A boot-camp idea for waiting parents triggered a string of other successful family-friendly initiatives at this OB Sports-managed Phoenix daily fee.
Empathetic toward parents who were dropping off their children at the Raven Golf Club in Phoenix to attend the Wee Ravens kids’ golf clinic, Derek Crawford, General Manager, and his staff brainstormed ways to engage the adults while they waited. Their solution: Simultaneously host a golf-centric “boot camp” where the grown-ups participate in fitness drills designed to help their games, reports GolfWeek.
This was just one of several ideas implemented since the beginning of the year to make the daily-fee facility more family friendly.
What Raven’s staff discovered during this experimentation is that family-oriented shouldn’t mean just playing golf as a family. Rather, they say, it’s about offering something for everyone in the family.
“There isn’t one silver bullet to suddenly make our sport appealing to families,” says Kris Strauss, vice president of sales and marketing for OB Sports, a Scottsdale, Ariz.-based course-management company that operates Raven and more than 40 other U.S. golf facilities.
Embracing an industry-wide challenge to grow the game, OB Sports is encouraging each of its courses to find ways to appeal to families. At Raven, the exercise has led to creating programs not so much for the family unit, but for family members, including kids, moms and dads, and grandparents. Scheduling different activities at the same time – for example, the youth clinic and the boot camp, or as an alternative, a custom-fitting session – was done in the name of consumer convenience.
“The key is to think about things that you can do and just try them,” Crawford said.
One of the club’s first efforts produced the Wee Ravens, a clinic that places a premium on fun and introduces juniors to the game. That, in turn, led to the addition of the boot camp. Both left hungry customers, prompting the club to add a special breakfast offer: As long as parents pay for a meal, their children get a “free sleeve of golf ball pancakes.”

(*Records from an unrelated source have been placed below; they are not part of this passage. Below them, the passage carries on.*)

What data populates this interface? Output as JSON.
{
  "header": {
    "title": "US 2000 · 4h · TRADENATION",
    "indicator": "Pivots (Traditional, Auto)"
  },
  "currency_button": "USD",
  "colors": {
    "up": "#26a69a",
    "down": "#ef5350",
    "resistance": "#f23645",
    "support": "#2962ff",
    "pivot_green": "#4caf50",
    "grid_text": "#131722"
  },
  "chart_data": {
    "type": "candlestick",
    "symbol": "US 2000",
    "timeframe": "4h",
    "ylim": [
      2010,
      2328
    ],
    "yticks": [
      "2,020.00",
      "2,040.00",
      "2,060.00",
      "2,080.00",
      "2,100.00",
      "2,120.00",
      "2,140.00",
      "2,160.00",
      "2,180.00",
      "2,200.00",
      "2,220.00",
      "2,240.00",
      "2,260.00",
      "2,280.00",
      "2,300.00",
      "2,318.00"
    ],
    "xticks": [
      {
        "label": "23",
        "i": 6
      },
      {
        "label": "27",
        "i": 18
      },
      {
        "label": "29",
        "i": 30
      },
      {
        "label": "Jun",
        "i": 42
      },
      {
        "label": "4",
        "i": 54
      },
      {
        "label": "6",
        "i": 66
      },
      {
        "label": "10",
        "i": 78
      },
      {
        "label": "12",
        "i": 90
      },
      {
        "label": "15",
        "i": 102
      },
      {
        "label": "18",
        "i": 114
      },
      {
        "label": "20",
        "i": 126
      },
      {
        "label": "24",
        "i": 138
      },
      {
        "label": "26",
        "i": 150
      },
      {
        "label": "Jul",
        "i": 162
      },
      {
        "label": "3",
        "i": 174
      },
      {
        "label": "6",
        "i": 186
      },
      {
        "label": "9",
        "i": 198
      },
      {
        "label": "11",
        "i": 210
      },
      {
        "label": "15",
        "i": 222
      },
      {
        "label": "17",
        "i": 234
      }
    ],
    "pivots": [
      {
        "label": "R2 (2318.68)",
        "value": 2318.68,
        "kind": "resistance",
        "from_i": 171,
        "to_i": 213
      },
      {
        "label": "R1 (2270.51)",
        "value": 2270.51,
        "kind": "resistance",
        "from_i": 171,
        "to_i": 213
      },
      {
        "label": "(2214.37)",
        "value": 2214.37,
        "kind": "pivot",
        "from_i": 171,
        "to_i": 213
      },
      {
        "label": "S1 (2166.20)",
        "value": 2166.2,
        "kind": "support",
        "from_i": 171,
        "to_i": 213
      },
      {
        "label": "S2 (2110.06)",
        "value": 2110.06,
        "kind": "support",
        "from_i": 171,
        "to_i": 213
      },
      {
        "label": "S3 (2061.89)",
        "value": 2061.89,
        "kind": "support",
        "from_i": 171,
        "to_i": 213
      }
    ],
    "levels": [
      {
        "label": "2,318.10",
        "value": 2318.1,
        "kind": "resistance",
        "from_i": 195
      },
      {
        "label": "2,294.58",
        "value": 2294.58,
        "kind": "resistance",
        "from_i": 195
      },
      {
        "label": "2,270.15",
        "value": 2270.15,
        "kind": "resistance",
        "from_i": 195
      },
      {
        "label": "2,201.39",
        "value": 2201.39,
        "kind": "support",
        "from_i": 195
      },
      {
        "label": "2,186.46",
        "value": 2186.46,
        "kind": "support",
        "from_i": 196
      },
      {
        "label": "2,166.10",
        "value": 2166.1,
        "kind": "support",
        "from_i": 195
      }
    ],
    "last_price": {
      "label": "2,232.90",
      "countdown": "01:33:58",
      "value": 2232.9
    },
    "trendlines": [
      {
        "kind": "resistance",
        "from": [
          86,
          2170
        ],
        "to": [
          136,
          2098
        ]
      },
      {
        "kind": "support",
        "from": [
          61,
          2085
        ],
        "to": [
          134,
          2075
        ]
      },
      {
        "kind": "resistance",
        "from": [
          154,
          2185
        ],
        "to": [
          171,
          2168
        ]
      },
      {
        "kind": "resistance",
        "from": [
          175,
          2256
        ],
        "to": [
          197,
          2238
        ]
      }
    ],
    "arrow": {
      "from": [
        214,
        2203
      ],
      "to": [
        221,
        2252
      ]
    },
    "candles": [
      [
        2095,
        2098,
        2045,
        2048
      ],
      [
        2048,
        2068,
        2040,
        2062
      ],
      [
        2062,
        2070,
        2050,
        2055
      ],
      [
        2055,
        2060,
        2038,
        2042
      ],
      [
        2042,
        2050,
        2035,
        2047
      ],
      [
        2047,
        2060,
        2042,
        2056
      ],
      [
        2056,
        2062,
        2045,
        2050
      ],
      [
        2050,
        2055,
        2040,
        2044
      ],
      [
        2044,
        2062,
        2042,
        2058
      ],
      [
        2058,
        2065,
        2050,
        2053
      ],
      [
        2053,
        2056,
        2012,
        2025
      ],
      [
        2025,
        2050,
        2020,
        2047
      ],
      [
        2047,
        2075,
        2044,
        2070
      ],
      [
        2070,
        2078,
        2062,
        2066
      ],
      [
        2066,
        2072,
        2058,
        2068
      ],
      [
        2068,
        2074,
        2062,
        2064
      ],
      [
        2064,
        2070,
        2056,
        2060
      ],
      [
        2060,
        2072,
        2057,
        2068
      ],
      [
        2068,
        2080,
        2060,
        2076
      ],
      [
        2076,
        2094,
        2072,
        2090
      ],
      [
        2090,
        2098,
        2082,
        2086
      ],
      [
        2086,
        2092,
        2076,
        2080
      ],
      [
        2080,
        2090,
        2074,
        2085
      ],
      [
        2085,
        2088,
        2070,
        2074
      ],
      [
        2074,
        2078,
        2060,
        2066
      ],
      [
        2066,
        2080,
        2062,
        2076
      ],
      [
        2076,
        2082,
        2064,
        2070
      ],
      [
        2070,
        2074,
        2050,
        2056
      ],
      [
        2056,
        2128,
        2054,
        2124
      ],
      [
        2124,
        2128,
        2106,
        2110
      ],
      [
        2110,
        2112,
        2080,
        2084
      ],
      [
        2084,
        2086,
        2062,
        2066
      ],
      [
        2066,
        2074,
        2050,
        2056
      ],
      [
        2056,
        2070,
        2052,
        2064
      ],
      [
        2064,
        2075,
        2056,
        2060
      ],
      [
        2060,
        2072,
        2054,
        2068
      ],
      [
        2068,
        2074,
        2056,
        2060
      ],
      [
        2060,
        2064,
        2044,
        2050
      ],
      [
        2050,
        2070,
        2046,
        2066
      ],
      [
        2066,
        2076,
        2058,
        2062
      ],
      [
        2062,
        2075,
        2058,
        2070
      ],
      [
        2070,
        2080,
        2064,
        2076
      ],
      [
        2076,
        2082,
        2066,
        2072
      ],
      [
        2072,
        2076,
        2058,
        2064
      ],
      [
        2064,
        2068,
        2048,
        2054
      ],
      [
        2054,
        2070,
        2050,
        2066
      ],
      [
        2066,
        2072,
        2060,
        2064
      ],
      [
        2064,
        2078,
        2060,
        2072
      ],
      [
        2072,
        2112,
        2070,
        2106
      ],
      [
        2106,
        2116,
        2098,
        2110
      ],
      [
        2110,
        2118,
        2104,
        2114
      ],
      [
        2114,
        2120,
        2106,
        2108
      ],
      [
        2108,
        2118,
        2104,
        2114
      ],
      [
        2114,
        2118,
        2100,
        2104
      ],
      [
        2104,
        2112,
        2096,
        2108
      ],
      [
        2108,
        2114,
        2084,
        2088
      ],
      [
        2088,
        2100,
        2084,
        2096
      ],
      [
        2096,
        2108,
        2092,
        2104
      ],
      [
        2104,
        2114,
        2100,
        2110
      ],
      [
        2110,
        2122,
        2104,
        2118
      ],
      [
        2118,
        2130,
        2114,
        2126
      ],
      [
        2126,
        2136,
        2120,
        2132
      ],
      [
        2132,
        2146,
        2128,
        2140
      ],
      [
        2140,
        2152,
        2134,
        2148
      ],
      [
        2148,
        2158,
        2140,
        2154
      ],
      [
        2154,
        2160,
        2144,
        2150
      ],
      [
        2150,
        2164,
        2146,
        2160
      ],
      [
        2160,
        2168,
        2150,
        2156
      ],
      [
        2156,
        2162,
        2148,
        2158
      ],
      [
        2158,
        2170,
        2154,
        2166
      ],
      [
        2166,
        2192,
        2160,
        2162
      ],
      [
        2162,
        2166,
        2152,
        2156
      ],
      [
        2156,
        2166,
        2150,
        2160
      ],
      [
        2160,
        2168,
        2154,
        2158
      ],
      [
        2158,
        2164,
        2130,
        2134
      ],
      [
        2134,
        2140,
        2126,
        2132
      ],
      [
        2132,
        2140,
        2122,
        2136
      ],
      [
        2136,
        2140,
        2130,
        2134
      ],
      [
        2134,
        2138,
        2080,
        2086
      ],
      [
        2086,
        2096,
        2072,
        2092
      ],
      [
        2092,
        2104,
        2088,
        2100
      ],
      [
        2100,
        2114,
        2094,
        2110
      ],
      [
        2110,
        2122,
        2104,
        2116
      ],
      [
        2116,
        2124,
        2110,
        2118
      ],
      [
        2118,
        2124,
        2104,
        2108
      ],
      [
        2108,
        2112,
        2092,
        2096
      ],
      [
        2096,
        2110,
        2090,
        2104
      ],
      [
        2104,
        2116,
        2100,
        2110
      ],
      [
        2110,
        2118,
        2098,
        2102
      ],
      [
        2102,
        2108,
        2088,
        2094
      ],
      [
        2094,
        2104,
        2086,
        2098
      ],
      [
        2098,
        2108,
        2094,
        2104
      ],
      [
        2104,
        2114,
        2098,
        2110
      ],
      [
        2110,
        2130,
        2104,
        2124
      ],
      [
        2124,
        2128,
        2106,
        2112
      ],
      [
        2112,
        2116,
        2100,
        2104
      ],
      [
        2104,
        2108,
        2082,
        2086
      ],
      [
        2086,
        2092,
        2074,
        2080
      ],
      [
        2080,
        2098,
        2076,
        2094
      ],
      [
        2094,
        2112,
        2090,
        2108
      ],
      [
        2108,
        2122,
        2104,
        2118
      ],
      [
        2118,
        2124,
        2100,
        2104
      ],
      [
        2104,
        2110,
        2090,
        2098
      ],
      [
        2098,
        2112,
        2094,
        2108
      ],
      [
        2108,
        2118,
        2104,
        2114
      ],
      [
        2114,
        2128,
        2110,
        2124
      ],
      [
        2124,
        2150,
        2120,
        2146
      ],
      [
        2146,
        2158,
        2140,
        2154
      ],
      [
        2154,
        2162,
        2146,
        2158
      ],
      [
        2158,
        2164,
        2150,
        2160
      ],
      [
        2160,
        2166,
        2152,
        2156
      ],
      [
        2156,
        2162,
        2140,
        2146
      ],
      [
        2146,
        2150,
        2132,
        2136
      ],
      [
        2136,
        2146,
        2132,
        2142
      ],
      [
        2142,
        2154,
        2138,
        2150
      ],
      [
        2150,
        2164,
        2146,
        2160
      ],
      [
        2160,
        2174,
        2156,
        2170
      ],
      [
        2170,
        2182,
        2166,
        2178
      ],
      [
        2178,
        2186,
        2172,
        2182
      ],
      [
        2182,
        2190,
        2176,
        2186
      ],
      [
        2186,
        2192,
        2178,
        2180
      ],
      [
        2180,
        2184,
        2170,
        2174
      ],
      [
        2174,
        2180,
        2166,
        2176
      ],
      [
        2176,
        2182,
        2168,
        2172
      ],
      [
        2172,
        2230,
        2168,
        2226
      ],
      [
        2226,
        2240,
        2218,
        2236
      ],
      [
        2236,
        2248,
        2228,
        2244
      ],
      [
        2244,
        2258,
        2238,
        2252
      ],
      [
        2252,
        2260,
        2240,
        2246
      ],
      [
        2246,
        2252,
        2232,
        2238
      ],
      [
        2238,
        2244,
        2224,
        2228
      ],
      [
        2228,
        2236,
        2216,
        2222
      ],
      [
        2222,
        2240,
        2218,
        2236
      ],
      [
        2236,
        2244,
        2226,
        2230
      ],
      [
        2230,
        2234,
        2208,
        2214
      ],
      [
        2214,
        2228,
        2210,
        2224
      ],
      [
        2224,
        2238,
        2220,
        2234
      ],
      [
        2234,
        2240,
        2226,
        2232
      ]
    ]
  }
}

Accommodating family play – perceived, perhaps, as a slow-moving affair that could derail a club with busy tee sheets – often has been frowned upon by clubs. But there’s plenty of opportunity to carve out time for it, OB Sports officials insist.
Each morning, Raven sells an hour’s worth of tee times starting on the back nine. Dubbed the “B ’n’ B” for “Back 9 and breakfast,” the deal is tailored for golfers who want to play less or have limited time and don’t want to fret about “holding people up” – a common anxiety for less-skilled players.
“No one starting on the front will get there (the 10th hole) until 9 a.m.,” Crawford said. “It’s unused inventory. So we sell from 7:30 to 8:30 a.m. It’s great for anybody who wants to get out early, but what we’ve seen most is husbands and wives who want to play together.”
Converting Sunday afternoon lulls into prime-time family time is another opportunity, Raven officials say. The club uses that window to target families and invite them to try out its new Family Tees, which establish a 4,100-yard layout. Using it costs $10 for an adult and allows an accompanying junior (15 and younger) to play for free. The all-you-can-play deal begins at 3 p.m.
The course-within-a-course even has its own scorecard, which is uniquely par-less. It essentially features blank boxes to track strokes played, but there’s no mention of par. The rationale: It eliminates expectations and pressures for the beginner that often lead to disappointment.
“A par-less scorecard allows you to have your own starting point,” Crawford said. “Let’s say a junior comes out to play. He makes a 7 on the first hole, and two weeks later he makes a 5. He’s just counting his shots and realizing that he’s getting better. Isn’t that what it’s all about?”
OB Sports plans to share throughout its network the various family initiatives developed by its courses. Because all of Raven’s programs are so new, the club has yet to collect enough data to gauge their success. Regardless, the most important benefits may well be immeasurable.
“The revenue generated by the family activities itself won’t make or break the facility,” Crawford said. “But this gives the club something people will talk about.”